The project is particularly timely. The rising oil prices and uprisings in Middle Eastern countries, increase concern for the security of supply of lighter crude oils and cost of transportation fuels. Plans by governments to re-introduce building programmes of nuclear power will be delayed or shelved by renewed debates following the recent disaster at Fukushima. The recovery and upgrading of Canadian heavy oils could provide a solution, being a reliable source of fuel from a stable country. However concerns exist about oilsands extraction and carbon dioxide emissions, in particular from mining and steam assisted gravity drainage methods, which require large volumes of natural gas to be used for steam generation. By contrast, the THAI-CAPRI process has a lower environmental impact because it does not require stripping of the forest land above the well and does not use external natural gas supplies to generate steam, thereby having a lower carbon emission.

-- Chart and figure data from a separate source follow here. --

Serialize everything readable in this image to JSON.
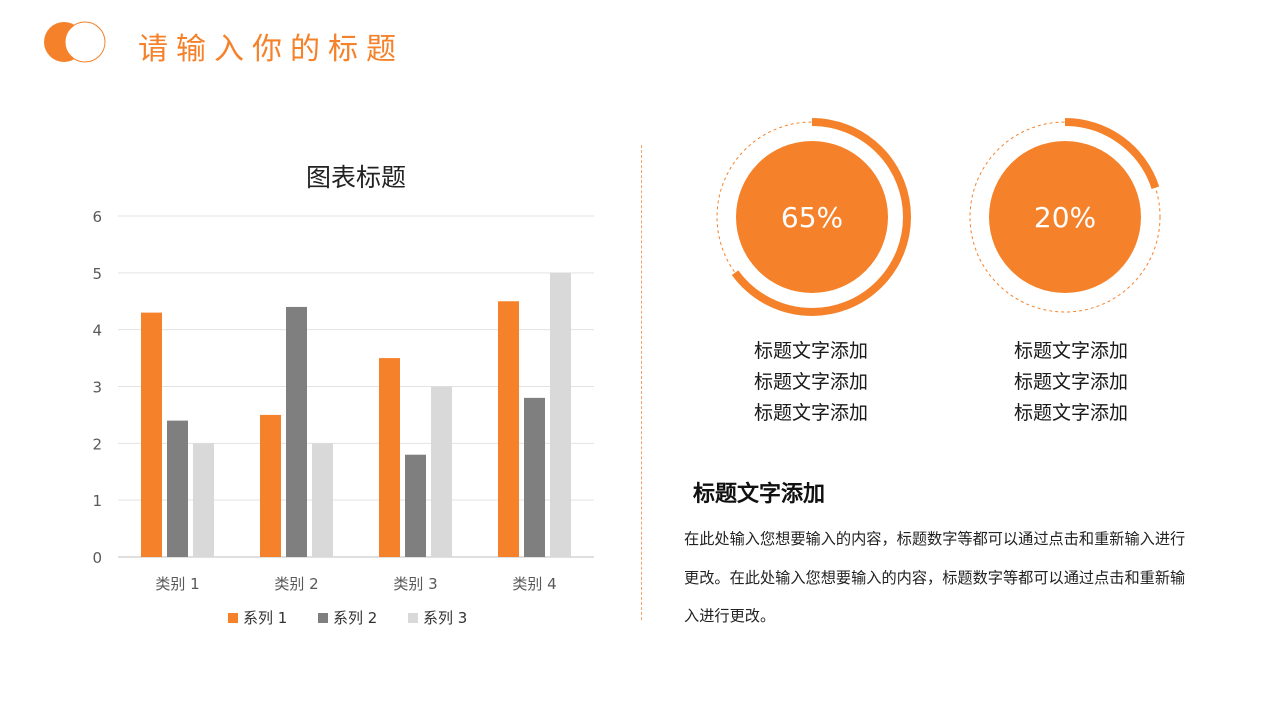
{
  "page": {
    "title": "请输入你的标题"
  },
  "colors": {
    "accent": "#F5822A",
    "gray_dark": "#7F7F7F",
    "gray_light": "#D9D9D9"
  },
  "chart_data": {
    "type": "bar",
    "title": "图表标题",
    "categories": [
      "类别 1",
      "类别 2",
      "类别 3",
      "类别 4"
    ],
    "series": [
      {
        "name": "系列 1",
        "values": [
          4.3,
          2.5,
          3.5,
          4.5
        ],
        "color": "#F5822A"
      },
      {
        "name": "系列 2",
        "values": [
          2.4,
          4.4,
          1.8,
          2.8
        ],
        "color": "#7F7F7F"
      },
      {
        "name": "系列 3",
        "values": [
          2,
          2,
          3,
          5
        ],
        "color": "#D9D9D9"
      }
    ],
    "ylim": [
      0,
      6
    ],
    "yticks": [
      0,
      1,
      2,
      3,
      4,
      5,
      6
    ],
    "grid": true,
    "legend": "bottom"
  },
  "rings": [
    {
      "percent": 65,
      "label": "65%",
      "caption_lines": [
        "标题文字添加",
        "标题文字添加",
        "标题文字添加"
      ]
    },
    {
      "percent": 20,
      "label": "20%",
      "caption_lines": [
        "标题文字添加",
        "标题文字添加",
        "标题文字添加"
      ]
    }
  ],
  "section": {
    "heading": "标题文字添加",
    "body": "在此处输入您想要输入的内容，标题数字等都可以通过点击和重新输入进行更改。在此处输入您想要输入的内容，标题数字等都可以通过点击和重新输入进行更改。"
  }
}
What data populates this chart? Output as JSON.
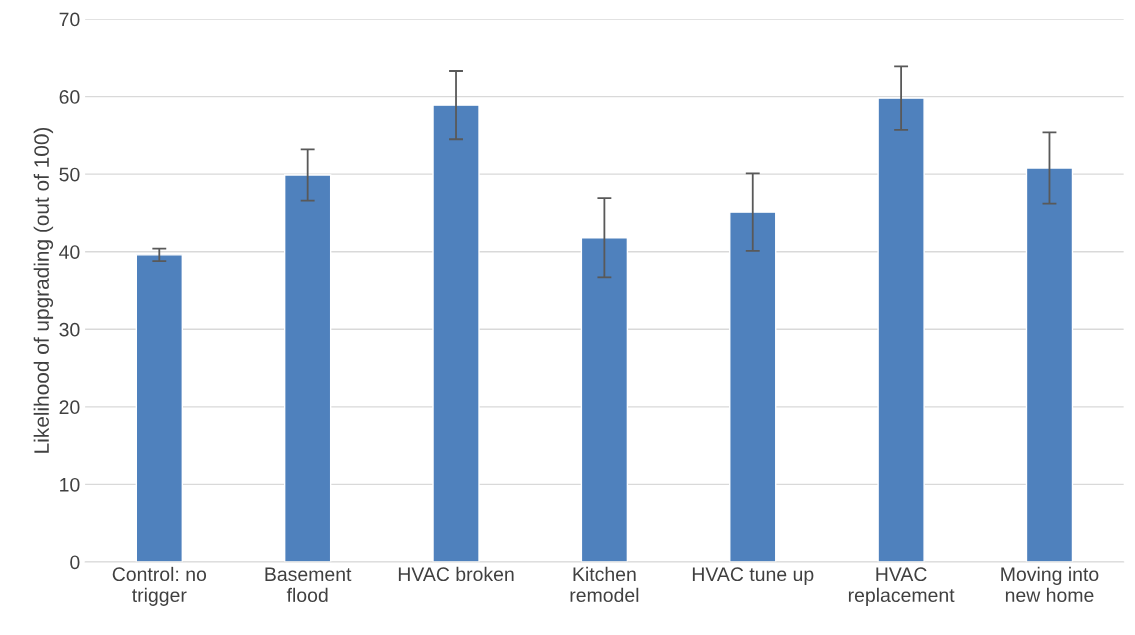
{
  "chart_data": {
    "type": "bar",
    "ylabel": "Likelihood of upgrading (out of 100)",
    "categories": [
      "Control: no\ntrigger",
      "Basement\nflood",
      "HVAC broken",
      "Kitchen\nremodel",
      "HVAC tune up",
      "HVAC\nreplacement",
      "Moving into\nnew home"
    ],
    "values": [
      39.6,
      49.9,
      58.9,
      41.8,
      45.1,
      59.8,
      50.8
    ],
    "errors": [
      0.8,
      3.3,
      4.4,
      5.1,
      5.0,
      4.1,
      4.6
    ],
    "color": "#4f81bd",
    "ylim": [
      0,
      70
    ],
    "yticks": [
      0,
      10,
      20,
      30,
      40,
      50,
      60,
      70
    ],
    "grid": "y",
    "legend": false
  }
}
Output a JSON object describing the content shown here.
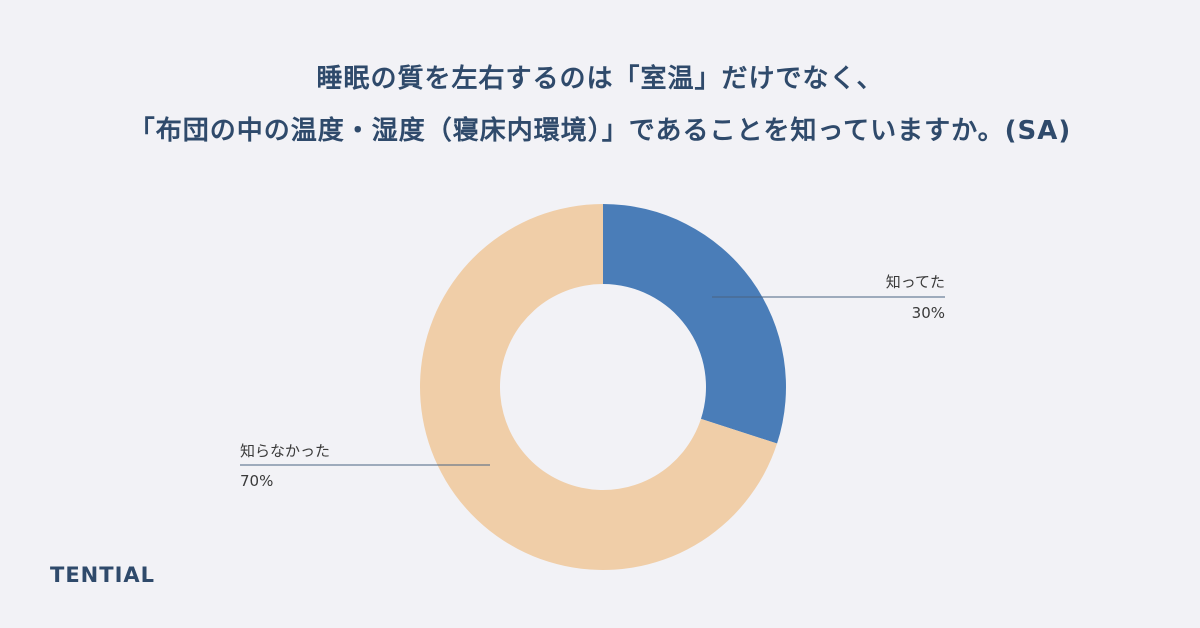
{
  "chart_data": {
    "type": "pie",
    "title_lines": [
      "睡眠の質を左右するのは「室温」だけでなく、",
      "「布団の中の温度・湿度（寝床内環境）」であることを知っていますか。(SA)"
    ],
    "slices": [
      {
        "name": "知ってた",
        "value": 30,
        "value_label": "30%",
        "color": "#4a7db8"
      },
      {
        "name": "知らなかった",
        "value": 70,
        "value_label": "70%",
        "color": "#f0cea8"
      }
    ],
    "donut": true,
    "leader_line_color": "#4a6482"
  },
  "brand": {
    "logo_text": "TENTIAL"
  }
}
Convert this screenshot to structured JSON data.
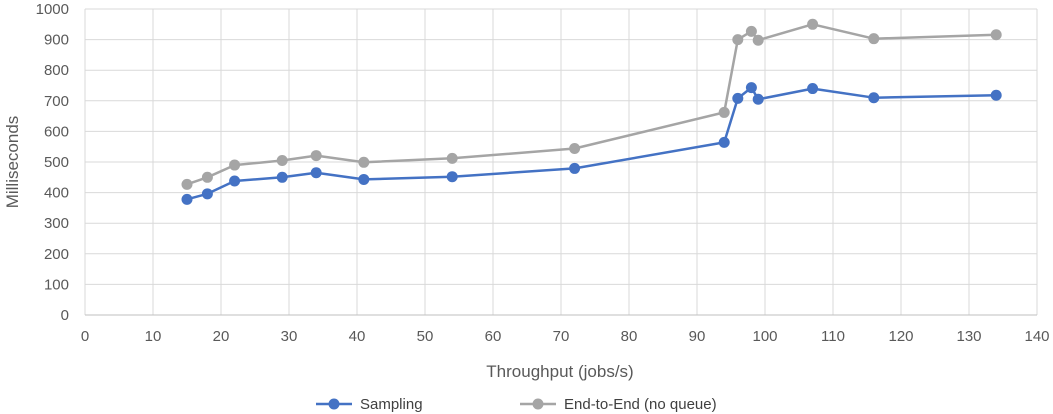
{
  "chart_data": {
    "type": "line",
    "title": "",
    "xlabel": "Throughput (jobs/s)",
    "ylabel": "Milliseconds",
    "xlim": [
      0,
      140
    ],
    "ylim": [
      0,
      1000
    ],
    "xticks": [
      0,
      10,
      20,
      30,
      40,
      50,
      60,
      70,
      80,
      90,
      100,
      110,
      120,
      130,
      140
    ],
    "yticks": [
      0,
      100,
      200,
      300,
      400,
      500,
      600,
      700,
      800,
      900,
      1000
    ],
    "grid": true,
    "legend": "bottom",
    "series": [
      {
        "name": "Sampling",
        "color": "#4472c4",
        "points": [
          [
            15,
            378
          ],
          [
            18,
            396
          ],
          [
            22,
            438
          ],
          [
            29,
            450
          ],
          [
            34,
            465
          ],
          [
            41,
            443
          ],
          [
            54,
            452
          ],
          [
            72,
            479
          ],
          [
            94,
            564
          ],
          [
            96,
            708
          ],
          [
            98,
            743
          ],
          [
            99,
            705
          ],
          [
            107,
            740
          ],
          [
            116,
            710
          ],
          [
            134,
            718
          ]
        ]
      },
      {
        "name": "End-to-End (no queue)",
        "color": "#a5a5a5",
        "points": [
          [
            15,
            427
          ],
          [
            18,
            450
          ],
          [
            22,
            490
          ],
          [
            29,
            505
          ],
          [
            34,
            521
          ],
          [
            41,
            499
          ],
          [
            54,
            512
          ],
          [
            72,
            544
          ],
          [
            94,
            662
          ],
          [
            96,
            900
          ],
          [
            98,
            927
          ],
          [
            99,
            898
          ],
          [
            107,
            950
          ],
          [
            116,
            903
          ],
          [
            134,
            916
          ]
        ]
      }
    ]
  }
}
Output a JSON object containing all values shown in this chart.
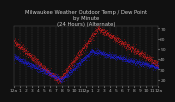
{
  "title": "Milwaukee Weather Outdoor Temp / Dew Point\nby Minute\n(24 Hours) (Alternate)",
  "title_fontsize": 3.8,
  "title_color": "#cccccc",
  "background_color": "#111111",
  "plot_bg_color": "#111111",
  "temp_color": "#ff2020",
  "dew_color": "#2020ff",
  "ylim": [
    14,
    72
  ],
  "xlim": [
    0,
    1440
  ],
  "grid_color": "#444444",
  "tick_color": "#aaaaaa",
  "tick_fontsize": 3.2,
  "x_ticks": [
    0,
    60,
    120,
    180,
    240,
    300,
    360,
    420,
    480,
    540,
    600,
    660,
    720,
    780,
    840,
    900,
    960,
    1020,
    1080,
    1140,
    1200,
    1260,
    1320,
    1380,
    1440
  ],
  "x_tick_labels": [
    "12a",
    "1",
    "2",
    "3",
    "4",
    "5",
    "6",
    "7",
    "8",
    "9",
    "10",
    "11",
    "12p",
    "1",
    "2",
    "3",
    "4",
    "5",
    "6",
    "7",
    "8",
    "9",
    "10",
    "11",
    "12a"
  ],
  "y_ticks": [
    20,
    30,
    40,
    50,
    60,
    70
  ],
  "y_tick_labels": [
    "20",
    "30",
    "40",
    "50",
    "60",
    "70"
  ],
  "scatter_size": 0.4,
  "temp_profile": {
    "midnight_start": 57,
    "min_val": 19,
    "min_hour": 7.5,
    "max_val": 70,
    "max_hour": 14,
    "end_val": 35
  },
  "dew_profile": {
    "start": 42,
    "val_at_min": 20,
    "min_hour": 8,
    "rise_to": 48,
    "peak_hour": 13,
    "drop_to": 28,
    "end_val": 32
  },
  "noise_temp": 1.8,
  "noise_dew": 1.5,
  "seed": 17
}
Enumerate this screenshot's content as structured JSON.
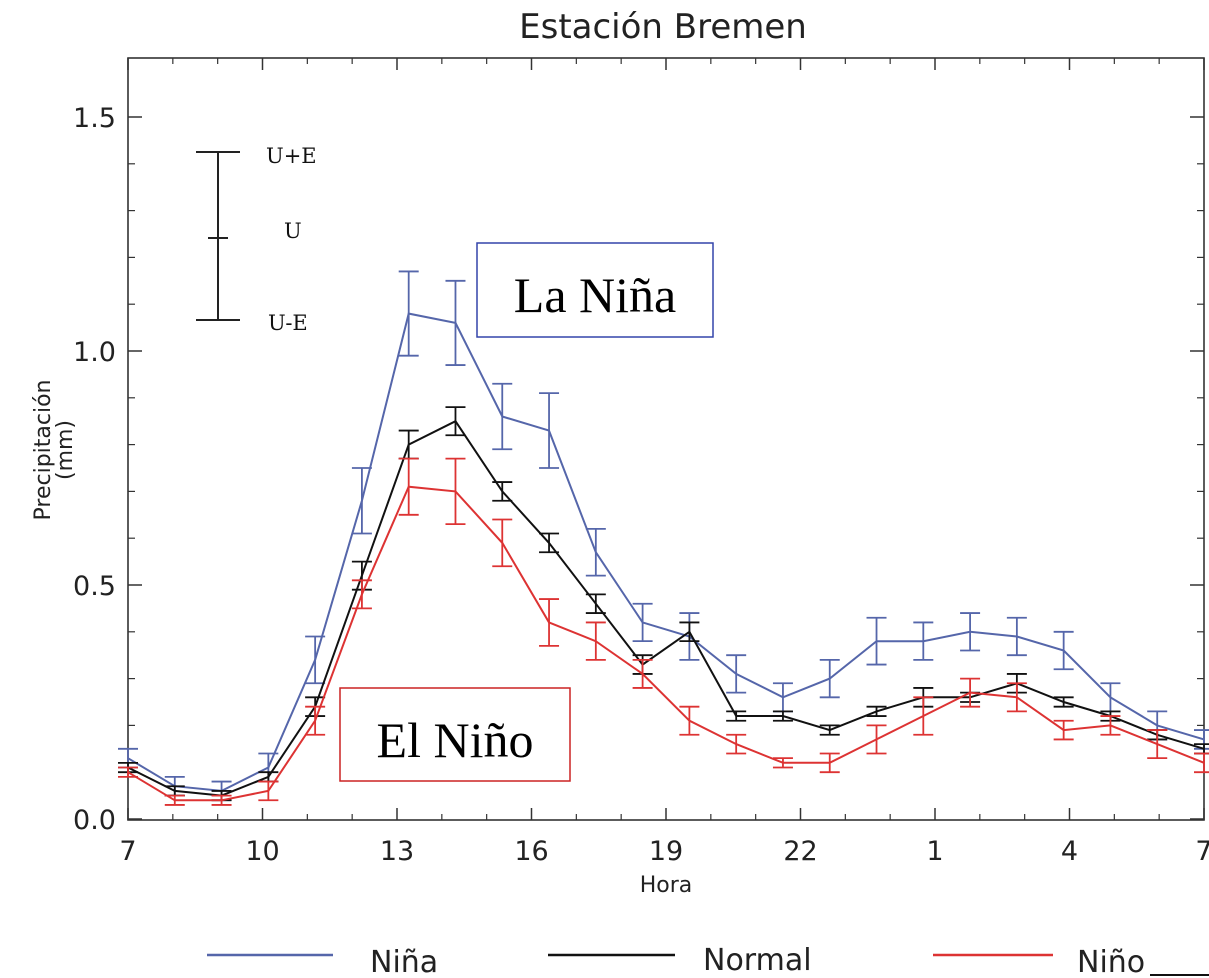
{
  "chart_data": {
    "type": "line",
    "title": "Estación Bremen",
    "xlabel": "Hora",
    "ylabel": "Precipitación\n(mm)",
    "x_tick_labels": [
      "7",
      "10",
      "13",
      "16",
      "19",
      "22",
      "1",
      "4",
      "7"
    ],
    "y_tick_labels": [
      "0.0",
      "0.5",
      "1.0",
      "1.5"
    ],
    "ylim": [
      0,
      1.6
    ],
    "grid": false,
    "error_bar_key": {
      "upper": "U+E",
      "middle": "U",
      "lower": "U-E"
    },
    "annotations": [
      {
        "text": "La Niña",
        "color": "#3344aa"
      },
      {
        "text": "El Niño",
        "color": "#cc2222"
      }
    ],
    "legend_position": "bottom",
    "series": [
      {
        "name": "Niña",
        "color": "#5566aa",
        "values": [
          0.13,
          0.07,
          0.06,
          0.11,
          0.34,
          0.68,
          1.08,
          1.06,
          0.86,
          0.83,
          0.57,
          0.42,
          0.39,
          0.31,
          0.26,
          0.3,
          0.38,
          0.38,
          0.4,
          0.39,
          0.36,
          0.26,
          0.2,
          0.17
        ],
        "errors": [
          0.02,
          0.02,
          0.02,
          0.03,
          0.05,
          0.07,
          0.09,
          0.09,
          0.07,
          0.08,
          0.05,
          0.04,
          0.05,
          0.04,
          0.03,
          0.04,
          0.05,
          0.04,
          0.04,
          0.04,
          0.04,
          0.03,
          0.03,
          0.02
        ]
      },
      {
        "name": "Normal",
        "color": "#111111",
        "values": [
          0.11,
          0.06,
          0.05,
          0.09,
          0.24,
          0.52,
          0.8,
          0.85,
          0.7,
          0.59,
          0.46,
          0.33,
          0.4,
          0.22,
          0.22,
          0.19,
          0.23,
          0.26,
          0.26,
          0.29,
          0.25,
          0.22,
          0.18,
          0.15
        ],
        "errors": [
          0.01,
          0.01,
          0.01,
          0.01,
          0.02,
          0.03,
          0.03,
          0.03,
          0.02,
          0.02,
          0.02,
          0.02,
          0.02,
          0.01,
          0.01,
          0.01,
          0.01,
          0.02,
          0.01,
          0.02,
          0.01,
          0.01,
          0.01,
          0.01
        ]
      },
      {
        "name": "Niño",
        "color": "#dd3333",
        "values": [
          0.1,
          0.04,
          0.04,
          0.06,
          0.21,
          0.48,
          0.71,
          0.7,
          0.59,
          0.42,
          0.38,
          0.31,
          0.21,
          0.16,
          0.12,
          0.12,
          0.17,
          0.22,
          0.27,
          0.26,
          0.19,
          0.2,
          0.16,
          0.12
        ],
        "errors": [
          0.01,
          0.01,
          0.01,
          0.02,
          0.03,
          0.03,
          0.06,
          0.07,
          0.05,
          0.05,
          0.04,
          0.03,
          0.03,
          0.02,
          0.01,
          0.02,
          0.03,
          0.04,
          0.03,
          0.03,
          0.02,
          0.02,
          0.03,
          0.02
        ]
      }
    ]
  }
}
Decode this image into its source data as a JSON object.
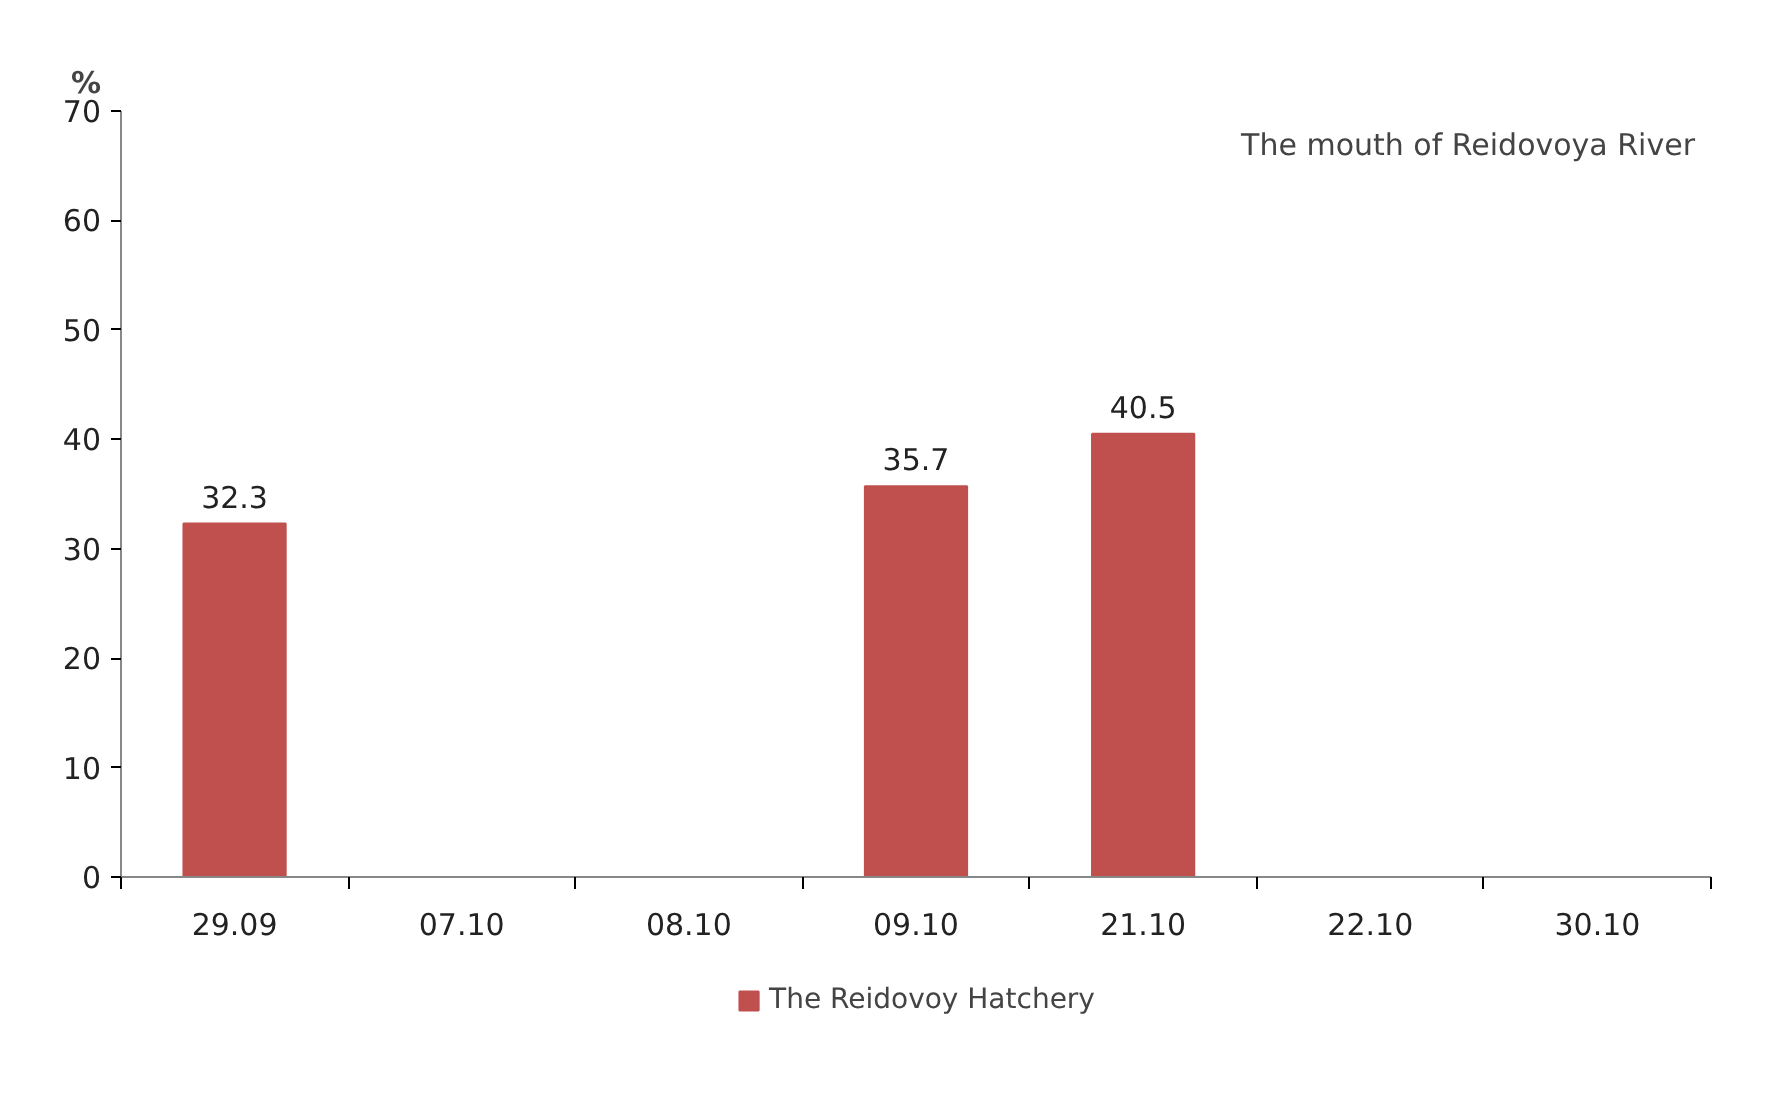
{
  "chart_data": {
    "type": "bar",
    "ylabel": "%",
    "categories": [
      "29.09",
      "07.10",
      "08.10",
      "09.10",
      "21.10",
      "22.10",
      "30.10"
    ],
    "series": [
      {
        "name": "The Reidovoy Hatchery",
        "color": "#c0504d",
        "values": [
          32.3,
          null,
          null,
          35.7,
          40.5,
          null,
          null
        ]
      }
    ],
    "ylim": [
      0,
      70
    ],
    "yticks": [
      0,
      10,
      20,
      30,
      40,
      50,
      60,
      70
    ],
    "annotations": [
      "The mouth of Reidovoya River"
    ],
    "data_labels": true,
    "grid": false,
    "legend": "bottom"
  }
}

The project team has considerable expertise in technology transfer activities, particularly Prof Macaskie, who holds a London Technology Network Business Fellowship, which targets various networking and outreaching events to access potential collaboration and exploitation events. Prof. Malcolm Greaves (co-inventor of the THAI CAPRI process) has 30 years experience of improved oil recovery techniques, has links with Petrobank in Canada, as well as other oil companies (e.g. Shell), which could provide routes for exploitation of the technology developed under this project.
The technology transfer and IP rights concerning the project will be managed by the Technology Transfer companies of the 4 Universities. The project will deliver three research fellows, who will be highly trained in bio-catalytic manufacture as well as skilled in surface analytical techniques, chemical synthesis and business development. It is expected that Joint Venture Licensing or spin out will occur around 2014.
The work will be widely disseminated through a range of events, which will include academic publications and conferences, technical presentations at subject group meetings (e.g. IChemE), media dissemination (radio and TV), and school visits. For example, the work of Angela Murray on road dust recovery has featured widely in the media, both in the national press and on BBC TV Midlands Today and previous work by Greaves and Wood on THAI CAPRI on BBC Radio 4 Material World. Pro-actively and following a hugely successful EPSRC delivery of impact award (clean energy) we will deliver an interactive workshop in to schools and also anticipate a Royal Society Summer Exhibition ('Oil can be green') combining this project with two concurrent projects ('Wood/Macaskie') on CO2 trapping into value products.